Frictional unemployment – the unpleasant interval experienced when between jobs - regularly gets a lot of bad press. It is often blamed for market inconsistency, a lack of long-term economic and business vision and family/societal instability.
Nevertheless, the degree to which some countries have salvaged this dire situation has been and continues to be demonstrated today, and particularly in the wider Mediterranean region.
On our third session of the Conference’s first day -September 17th in Tunis – the participants will witness first-hand how job intermediation services provided by the Tunisian National Employment Agency can be optimised and how its experience can be leveraged for other countries in the region. Participants will also be exposed to a wealth of good practices from other countries’ longstanding experience in job intermediation and Public Employment Services (PES).

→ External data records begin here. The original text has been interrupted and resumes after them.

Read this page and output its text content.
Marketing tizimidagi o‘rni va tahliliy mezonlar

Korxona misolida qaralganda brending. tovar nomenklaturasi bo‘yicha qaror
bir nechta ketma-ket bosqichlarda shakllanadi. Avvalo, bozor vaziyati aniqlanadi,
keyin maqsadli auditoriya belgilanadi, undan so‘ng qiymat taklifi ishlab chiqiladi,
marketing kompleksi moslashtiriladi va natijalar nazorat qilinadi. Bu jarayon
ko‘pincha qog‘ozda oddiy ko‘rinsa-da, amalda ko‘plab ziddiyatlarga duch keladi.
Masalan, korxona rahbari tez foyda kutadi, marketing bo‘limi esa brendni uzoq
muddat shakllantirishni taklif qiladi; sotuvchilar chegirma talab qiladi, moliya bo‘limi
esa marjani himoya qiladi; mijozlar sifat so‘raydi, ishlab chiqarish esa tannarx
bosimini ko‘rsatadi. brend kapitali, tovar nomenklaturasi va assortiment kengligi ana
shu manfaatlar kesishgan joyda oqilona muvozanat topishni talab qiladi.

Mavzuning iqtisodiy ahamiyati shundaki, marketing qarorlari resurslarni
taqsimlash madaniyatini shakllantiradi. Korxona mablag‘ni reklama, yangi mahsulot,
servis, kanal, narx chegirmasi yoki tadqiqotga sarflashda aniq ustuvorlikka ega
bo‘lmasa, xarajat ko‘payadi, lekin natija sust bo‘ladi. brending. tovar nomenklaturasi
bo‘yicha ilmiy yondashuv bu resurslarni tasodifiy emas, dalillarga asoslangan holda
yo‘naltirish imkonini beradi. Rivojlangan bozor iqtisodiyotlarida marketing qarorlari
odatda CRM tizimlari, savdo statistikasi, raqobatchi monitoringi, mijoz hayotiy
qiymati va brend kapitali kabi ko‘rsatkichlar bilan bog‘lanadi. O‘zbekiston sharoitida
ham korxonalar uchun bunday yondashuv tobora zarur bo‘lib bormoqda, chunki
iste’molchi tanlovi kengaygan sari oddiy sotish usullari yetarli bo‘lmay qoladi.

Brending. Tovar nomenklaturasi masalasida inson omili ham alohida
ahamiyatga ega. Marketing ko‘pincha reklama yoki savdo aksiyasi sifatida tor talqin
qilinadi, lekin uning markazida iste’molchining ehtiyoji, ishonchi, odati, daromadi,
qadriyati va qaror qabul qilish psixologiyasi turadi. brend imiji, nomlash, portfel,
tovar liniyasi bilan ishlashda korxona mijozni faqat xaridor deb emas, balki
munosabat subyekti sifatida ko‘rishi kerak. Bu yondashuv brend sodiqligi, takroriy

With 91 nationwide offices, Tunisia’s PES has been offering jobs to almost half a million jobseekers (close to 60% of the country’s unemployed people) year after year since 2010. During this session, Tunisia’s PES examples will have the opportunity to showcase why and how it continues to achieve results. Some of these are attributed to a lean, seamless and well-informed labour market database, and others to consistent reporting and monitoring - hence re-feeding and renovating the process towards achieving transparency and SMART results.
The Secretariat of the Union for the Mediterranean has already begun to propel a valuable multi-stakeholder community around the debate of job intermediation and issues such as how to outline the role of local and regional authorities in extending the network of PES; which successful job intermediation stories can be identified in, for instance, Tunisia, Morocco or Turkey, and thereafter transferred to other countries, etc.